Reflexiona sobre la idea de cuán importantes son nuestras decisiones y obras en nuestra relación con Dios. ¿Cómo tener presente el tema de las obras y la obediencia, incluyendo la devolución del diezmo y la buena mayordomía, pero sin caer en la trampa del legalismo?
CONCLUSIÓN
“Cuandoquiera que los hijos de Dios, en cualquier época de la historia del mundo, ejecutaron alegre y voluntariamente el plan de la benevolencia sistemática y de los dones y ofrendas, han visto cumplirse la permanente promesa de que la prosperidad acompañaría todas sus labores en la misma proporción en que lo obedecieran. Siempre que reconocieron los derechos de Dios y cumplieron con sus requerimientos, honrándolo con su sustancia, sus alfolíes rebosaron; pero cuando robaron a Dios en los diezmos y las ofrendas, tuvieron que darse cuenta de que no solo le estaban robando a él, sino también se defraudaban ellos mismos, porque él limitaba las bendiciones que les concedía en la proporción en que ellos limitaban las ofrendas que le llevaban” (3TI, 435).

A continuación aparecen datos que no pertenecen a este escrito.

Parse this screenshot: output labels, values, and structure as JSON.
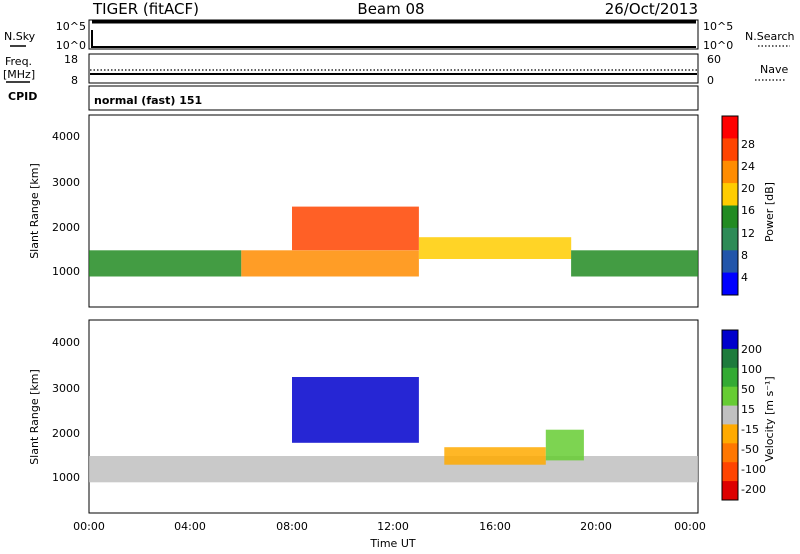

La Biblia es muy clara en que somos salvos solo por la fe, un don de la gracia divina. Nuestra obediencia a los mandamientos de Dios es una respuesta a la gracia de Dios; no la merecemos (al fin y al cabo, si la mereciéramos, no sería gracia; ver Romanos 4:1-4).
De hecho, al observar el pacto bilateral de Dios con nosotros, podemos ver tanto las bendiciones como las responsabilidades. Mediante nuestras respuestas a lo que Dios nos ofrece, establecemos nuestra relación con él y, en gran medida, determinamos nuestro propio destino. La obediencia (el servicio y la lealtad por amor) es la verdadera señal del discipulado. En lugar de librarnos de la obediencia, es la fe, y solo la fe, la que nos hace partícipes de la gracia de Cristo, la que nos capacita para obedecer lo que Dios nos pide.